The mechanical torque of the wind turbine is subject to fluctuations, in particular to periodic fluctuations due to the design of the wind turbine, typically at a frequency in the order of 1–2 Hz, occasionally even below 1 Hz. A predominant source of such fluctuations is the so-called vortex interaction. However, for example imperfections in the gearbox may be the cause of fluctuations even in higher frequency ranges, typically in the order of up to 8 Hz.
Although the induction generators of a fixed-speed windmill have some inherent damping, such torque fluctuations will, due the consequential fluctuations in the rotational speed of the induction generator, cause fluctuations in the outputted active power of the generator, and, due to the inherent characteristic of such a generator, also in the reactive power exchange with the power collection system, thereby affecting the voltage quality of the electric power grid.
To obtain a control of reactive power flow that is fast enough to reduce voltage variations in the above mentioned frequency ranges, the reactive power compensation means preferably shall to be of the kind comprising one or more capacitor banks and a controllable inductor coupled in parallel with the capacitor banks.
In a known type of such compensator means, the inductor is connected in series with gate-controlled thyristors coupled in anti-parallel, whereby the susceptance of the inductor is controlled by the firing angle of the thyristors, so-called Thyristor Controlled Reactors (TCR).
However, such compensators generate, due to their operational principle, harmonics, which inter alia requires some kind of harmonic filtering to avoid that the harmonic currents are injected into the connected grid.

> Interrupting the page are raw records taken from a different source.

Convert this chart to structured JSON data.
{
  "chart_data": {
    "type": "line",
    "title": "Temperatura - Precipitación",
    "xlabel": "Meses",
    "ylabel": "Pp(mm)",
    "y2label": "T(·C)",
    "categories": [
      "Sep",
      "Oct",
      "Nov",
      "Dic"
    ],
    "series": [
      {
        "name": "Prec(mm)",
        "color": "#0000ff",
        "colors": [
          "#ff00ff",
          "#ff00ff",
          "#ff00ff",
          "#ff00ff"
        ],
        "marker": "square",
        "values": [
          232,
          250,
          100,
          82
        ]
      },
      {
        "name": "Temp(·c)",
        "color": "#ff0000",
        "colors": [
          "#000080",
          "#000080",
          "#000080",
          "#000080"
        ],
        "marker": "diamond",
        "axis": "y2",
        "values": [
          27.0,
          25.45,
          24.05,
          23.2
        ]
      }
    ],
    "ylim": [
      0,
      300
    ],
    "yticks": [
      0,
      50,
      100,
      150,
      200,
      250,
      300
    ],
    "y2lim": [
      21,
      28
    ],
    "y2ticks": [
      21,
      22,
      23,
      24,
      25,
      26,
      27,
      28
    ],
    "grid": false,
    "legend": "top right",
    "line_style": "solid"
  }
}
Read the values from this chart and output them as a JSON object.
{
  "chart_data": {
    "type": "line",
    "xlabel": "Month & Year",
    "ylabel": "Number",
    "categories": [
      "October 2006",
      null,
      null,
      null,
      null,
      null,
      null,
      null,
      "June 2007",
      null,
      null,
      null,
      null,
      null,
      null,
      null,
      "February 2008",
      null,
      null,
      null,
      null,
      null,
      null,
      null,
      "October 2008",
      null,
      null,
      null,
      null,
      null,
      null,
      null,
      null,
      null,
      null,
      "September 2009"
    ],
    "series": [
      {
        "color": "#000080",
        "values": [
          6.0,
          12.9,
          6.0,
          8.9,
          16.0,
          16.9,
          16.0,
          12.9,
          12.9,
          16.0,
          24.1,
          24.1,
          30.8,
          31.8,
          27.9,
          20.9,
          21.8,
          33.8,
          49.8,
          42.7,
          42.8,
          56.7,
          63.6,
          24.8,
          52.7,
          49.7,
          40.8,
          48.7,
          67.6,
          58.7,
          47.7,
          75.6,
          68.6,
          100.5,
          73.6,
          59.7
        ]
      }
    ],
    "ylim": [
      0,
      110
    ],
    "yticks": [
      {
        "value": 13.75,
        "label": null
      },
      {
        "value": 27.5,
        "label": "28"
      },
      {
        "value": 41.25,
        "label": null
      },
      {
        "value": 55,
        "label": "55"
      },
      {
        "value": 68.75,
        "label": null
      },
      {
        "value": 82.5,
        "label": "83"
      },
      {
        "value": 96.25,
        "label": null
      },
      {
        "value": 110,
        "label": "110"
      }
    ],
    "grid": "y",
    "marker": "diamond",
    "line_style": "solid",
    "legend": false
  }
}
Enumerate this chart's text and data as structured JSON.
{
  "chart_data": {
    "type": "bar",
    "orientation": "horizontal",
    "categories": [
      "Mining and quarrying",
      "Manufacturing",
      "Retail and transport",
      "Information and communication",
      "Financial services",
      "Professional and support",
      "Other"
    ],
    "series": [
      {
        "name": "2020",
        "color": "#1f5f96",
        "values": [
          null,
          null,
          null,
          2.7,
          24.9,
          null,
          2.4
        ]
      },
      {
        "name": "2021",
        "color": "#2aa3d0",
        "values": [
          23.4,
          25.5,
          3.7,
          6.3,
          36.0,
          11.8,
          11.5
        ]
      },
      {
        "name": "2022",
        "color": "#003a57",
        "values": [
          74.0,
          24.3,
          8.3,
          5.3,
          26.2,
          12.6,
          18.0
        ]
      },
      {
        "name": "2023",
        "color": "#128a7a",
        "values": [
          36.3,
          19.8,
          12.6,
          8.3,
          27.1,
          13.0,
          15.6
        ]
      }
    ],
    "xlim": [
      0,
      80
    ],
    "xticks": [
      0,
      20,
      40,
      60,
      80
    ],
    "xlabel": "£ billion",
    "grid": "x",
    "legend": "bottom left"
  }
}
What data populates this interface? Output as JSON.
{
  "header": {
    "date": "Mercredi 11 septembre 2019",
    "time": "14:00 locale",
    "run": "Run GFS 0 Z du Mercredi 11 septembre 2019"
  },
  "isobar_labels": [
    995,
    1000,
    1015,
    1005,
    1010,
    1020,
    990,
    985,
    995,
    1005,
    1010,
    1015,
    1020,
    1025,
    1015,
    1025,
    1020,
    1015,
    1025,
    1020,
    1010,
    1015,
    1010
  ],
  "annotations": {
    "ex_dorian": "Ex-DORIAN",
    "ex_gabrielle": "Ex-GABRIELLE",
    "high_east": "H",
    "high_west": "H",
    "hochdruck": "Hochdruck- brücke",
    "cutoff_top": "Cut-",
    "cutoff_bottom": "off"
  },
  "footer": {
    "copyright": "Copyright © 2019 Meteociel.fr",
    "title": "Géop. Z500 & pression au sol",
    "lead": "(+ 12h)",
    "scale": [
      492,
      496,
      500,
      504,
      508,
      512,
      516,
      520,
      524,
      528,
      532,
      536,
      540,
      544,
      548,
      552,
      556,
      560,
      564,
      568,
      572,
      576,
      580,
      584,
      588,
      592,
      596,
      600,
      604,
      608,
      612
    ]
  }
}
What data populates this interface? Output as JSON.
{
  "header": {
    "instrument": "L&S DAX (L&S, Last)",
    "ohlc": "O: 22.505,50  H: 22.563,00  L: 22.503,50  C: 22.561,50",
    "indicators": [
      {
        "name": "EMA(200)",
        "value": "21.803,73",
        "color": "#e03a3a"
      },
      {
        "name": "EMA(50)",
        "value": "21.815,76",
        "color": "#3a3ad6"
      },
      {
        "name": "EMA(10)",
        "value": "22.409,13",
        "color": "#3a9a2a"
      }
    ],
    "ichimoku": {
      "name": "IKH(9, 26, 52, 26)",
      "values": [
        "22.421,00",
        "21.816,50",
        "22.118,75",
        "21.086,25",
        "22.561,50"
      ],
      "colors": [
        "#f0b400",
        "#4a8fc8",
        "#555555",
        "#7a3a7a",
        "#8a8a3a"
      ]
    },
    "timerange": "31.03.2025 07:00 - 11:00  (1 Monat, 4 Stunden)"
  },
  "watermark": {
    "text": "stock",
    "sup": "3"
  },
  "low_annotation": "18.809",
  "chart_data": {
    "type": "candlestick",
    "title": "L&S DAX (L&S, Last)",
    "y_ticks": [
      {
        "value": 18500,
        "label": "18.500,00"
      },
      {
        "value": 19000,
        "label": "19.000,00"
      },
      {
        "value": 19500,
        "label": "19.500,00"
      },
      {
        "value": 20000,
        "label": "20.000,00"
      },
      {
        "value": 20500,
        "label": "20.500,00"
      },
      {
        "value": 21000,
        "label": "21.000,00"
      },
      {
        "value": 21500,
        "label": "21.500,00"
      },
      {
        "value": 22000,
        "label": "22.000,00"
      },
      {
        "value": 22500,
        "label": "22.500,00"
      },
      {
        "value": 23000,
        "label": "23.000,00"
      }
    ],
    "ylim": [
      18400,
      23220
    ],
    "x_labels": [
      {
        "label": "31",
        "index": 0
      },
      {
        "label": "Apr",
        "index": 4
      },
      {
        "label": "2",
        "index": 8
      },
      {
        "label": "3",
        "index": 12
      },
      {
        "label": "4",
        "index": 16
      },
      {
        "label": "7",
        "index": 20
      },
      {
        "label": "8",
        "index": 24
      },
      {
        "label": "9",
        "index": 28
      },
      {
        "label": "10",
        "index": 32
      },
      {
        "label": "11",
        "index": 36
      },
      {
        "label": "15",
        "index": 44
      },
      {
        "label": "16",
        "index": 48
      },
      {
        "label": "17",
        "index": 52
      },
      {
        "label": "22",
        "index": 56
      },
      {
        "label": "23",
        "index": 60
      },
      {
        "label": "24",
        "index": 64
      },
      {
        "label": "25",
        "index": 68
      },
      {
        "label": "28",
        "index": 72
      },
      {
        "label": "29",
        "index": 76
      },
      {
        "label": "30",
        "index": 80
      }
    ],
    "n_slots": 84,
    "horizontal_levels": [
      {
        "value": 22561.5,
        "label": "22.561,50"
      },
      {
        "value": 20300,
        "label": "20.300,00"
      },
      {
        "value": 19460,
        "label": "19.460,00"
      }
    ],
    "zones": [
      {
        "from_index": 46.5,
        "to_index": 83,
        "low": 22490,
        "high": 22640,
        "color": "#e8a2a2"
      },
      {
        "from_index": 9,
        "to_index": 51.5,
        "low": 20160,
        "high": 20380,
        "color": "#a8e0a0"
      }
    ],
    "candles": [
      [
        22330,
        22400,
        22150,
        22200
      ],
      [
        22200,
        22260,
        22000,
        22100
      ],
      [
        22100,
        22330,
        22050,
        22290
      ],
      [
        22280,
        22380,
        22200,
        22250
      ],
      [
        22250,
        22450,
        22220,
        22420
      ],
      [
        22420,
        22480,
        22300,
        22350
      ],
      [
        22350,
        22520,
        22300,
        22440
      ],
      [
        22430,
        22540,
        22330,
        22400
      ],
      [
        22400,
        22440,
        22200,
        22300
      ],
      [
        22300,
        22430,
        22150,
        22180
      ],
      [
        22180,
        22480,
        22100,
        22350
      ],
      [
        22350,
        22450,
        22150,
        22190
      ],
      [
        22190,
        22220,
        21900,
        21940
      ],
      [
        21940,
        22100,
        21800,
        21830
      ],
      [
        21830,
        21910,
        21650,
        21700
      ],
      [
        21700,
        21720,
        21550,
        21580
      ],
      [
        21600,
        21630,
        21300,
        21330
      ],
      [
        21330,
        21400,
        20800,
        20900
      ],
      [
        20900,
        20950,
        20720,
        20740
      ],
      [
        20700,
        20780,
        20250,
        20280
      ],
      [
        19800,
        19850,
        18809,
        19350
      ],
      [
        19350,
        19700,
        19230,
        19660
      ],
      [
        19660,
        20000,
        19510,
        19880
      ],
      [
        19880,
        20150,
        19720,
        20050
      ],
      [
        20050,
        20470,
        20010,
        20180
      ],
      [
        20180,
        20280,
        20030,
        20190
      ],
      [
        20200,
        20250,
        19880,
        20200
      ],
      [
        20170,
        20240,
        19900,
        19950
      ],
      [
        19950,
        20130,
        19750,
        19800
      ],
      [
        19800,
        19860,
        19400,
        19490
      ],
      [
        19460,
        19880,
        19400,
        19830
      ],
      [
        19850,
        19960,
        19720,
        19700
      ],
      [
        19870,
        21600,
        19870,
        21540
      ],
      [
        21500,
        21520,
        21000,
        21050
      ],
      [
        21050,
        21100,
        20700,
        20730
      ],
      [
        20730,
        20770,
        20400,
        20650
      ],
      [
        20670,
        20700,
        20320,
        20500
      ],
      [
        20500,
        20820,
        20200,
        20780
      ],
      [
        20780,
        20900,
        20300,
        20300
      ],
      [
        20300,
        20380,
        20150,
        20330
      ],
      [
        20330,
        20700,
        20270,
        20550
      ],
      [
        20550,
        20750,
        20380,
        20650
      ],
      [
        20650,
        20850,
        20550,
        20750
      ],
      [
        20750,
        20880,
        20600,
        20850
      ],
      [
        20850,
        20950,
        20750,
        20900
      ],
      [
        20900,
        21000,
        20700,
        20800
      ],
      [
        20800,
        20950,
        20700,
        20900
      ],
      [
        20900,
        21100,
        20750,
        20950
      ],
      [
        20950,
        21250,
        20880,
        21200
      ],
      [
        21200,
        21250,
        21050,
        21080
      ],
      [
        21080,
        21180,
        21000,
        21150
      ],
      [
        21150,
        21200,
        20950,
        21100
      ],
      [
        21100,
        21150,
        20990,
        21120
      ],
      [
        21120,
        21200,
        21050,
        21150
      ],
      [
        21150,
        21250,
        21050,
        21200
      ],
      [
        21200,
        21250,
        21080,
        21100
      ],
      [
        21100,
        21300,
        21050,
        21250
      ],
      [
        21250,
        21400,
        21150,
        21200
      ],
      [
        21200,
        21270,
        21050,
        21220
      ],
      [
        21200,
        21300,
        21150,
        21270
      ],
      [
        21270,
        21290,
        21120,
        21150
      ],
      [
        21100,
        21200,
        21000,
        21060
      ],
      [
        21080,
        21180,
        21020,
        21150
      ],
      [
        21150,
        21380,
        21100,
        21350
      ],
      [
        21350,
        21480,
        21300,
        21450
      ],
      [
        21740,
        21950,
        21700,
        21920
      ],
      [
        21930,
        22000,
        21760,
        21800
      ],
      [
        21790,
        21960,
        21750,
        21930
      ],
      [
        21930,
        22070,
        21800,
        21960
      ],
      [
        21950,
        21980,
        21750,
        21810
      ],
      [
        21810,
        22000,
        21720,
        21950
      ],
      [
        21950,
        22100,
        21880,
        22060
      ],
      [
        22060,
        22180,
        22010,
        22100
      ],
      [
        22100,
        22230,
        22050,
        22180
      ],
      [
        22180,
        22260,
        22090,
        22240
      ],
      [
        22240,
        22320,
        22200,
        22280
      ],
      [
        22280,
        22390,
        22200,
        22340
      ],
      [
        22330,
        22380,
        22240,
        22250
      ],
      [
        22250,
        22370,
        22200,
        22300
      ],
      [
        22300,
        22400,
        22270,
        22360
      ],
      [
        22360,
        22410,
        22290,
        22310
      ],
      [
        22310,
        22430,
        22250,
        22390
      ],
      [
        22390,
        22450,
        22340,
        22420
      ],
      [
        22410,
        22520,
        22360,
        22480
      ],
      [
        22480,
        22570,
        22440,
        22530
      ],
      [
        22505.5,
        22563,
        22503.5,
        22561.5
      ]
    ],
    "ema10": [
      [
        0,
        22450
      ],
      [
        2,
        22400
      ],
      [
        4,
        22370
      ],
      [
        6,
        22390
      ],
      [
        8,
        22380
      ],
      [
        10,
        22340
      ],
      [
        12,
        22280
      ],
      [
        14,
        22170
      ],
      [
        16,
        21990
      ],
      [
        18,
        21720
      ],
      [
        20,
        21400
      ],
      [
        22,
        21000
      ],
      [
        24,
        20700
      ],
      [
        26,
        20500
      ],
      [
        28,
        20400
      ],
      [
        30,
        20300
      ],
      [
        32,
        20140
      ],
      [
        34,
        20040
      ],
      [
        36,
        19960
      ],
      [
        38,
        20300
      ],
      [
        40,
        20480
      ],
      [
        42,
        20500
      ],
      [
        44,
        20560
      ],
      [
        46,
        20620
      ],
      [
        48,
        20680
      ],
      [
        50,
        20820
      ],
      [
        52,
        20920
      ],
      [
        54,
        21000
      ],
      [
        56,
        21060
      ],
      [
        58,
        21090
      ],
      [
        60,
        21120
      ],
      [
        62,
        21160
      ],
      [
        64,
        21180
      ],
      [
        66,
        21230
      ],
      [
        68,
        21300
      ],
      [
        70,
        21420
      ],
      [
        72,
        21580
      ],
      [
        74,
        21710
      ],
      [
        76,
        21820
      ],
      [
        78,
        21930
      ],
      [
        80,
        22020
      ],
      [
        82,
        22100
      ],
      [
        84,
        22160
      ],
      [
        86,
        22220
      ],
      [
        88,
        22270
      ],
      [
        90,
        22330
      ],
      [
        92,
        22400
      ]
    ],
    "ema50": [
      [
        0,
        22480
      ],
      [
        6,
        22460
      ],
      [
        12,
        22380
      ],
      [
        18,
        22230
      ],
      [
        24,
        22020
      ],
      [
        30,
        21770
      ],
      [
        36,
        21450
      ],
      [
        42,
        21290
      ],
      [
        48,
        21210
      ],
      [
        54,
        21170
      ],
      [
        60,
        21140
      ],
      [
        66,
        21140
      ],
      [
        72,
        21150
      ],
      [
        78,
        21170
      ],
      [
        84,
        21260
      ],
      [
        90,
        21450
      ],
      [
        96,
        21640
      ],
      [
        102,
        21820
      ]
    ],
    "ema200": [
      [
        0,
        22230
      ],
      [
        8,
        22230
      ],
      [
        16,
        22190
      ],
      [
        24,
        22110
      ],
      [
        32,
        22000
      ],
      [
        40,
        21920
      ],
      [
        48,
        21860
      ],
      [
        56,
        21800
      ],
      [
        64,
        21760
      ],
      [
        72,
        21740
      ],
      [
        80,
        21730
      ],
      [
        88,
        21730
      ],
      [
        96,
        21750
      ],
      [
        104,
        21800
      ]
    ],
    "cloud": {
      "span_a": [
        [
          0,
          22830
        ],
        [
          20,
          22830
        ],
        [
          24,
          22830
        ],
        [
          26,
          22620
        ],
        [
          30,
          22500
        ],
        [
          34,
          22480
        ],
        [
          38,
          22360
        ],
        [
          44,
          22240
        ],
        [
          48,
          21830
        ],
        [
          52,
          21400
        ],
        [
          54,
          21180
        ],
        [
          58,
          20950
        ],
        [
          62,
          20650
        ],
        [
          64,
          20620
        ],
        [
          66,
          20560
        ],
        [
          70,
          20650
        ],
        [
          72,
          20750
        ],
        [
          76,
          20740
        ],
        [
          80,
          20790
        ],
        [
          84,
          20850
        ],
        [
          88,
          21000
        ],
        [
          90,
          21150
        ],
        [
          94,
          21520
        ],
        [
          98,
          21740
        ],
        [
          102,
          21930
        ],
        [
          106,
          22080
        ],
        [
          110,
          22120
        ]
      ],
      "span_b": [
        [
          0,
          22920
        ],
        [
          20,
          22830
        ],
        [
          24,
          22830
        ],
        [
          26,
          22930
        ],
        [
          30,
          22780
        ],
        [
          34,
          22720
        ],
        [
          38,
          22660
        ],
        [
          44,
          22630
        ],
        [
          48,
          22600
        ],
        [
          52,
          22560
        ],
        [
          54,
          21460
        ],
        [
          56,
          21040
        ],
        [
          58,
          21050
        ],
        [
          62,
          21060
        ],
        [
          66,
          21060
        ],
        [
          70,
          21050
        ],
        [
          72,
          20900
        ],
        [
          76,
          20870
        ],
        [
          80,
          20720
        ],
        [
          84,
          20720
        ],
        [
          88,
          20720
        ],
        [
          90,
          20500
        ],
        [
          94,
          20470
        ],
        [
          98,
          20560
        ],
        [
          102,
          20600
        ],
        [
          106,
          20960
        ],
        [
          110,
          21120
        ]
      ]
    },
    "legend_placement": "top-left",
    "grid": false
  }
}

As mentioned above, in a wind park, a plurality of windmills are coupled to a so-called point of common connection. The voltage at this point of common connection is usually in the range of 10–30 kV. In cases where the power has to be transmitted over longer distances along a transmission link, the transmission link is preferably arranged to comprise a high voltage step-up transformer for increase of the transmission voltage to the range of 100–500 kV.
This limits the options for connection of a TCR, which, because of the thyristors comprised therein, is usually not connected directly, i.e. without a coupling transformer, to voltages higher than 36 kV.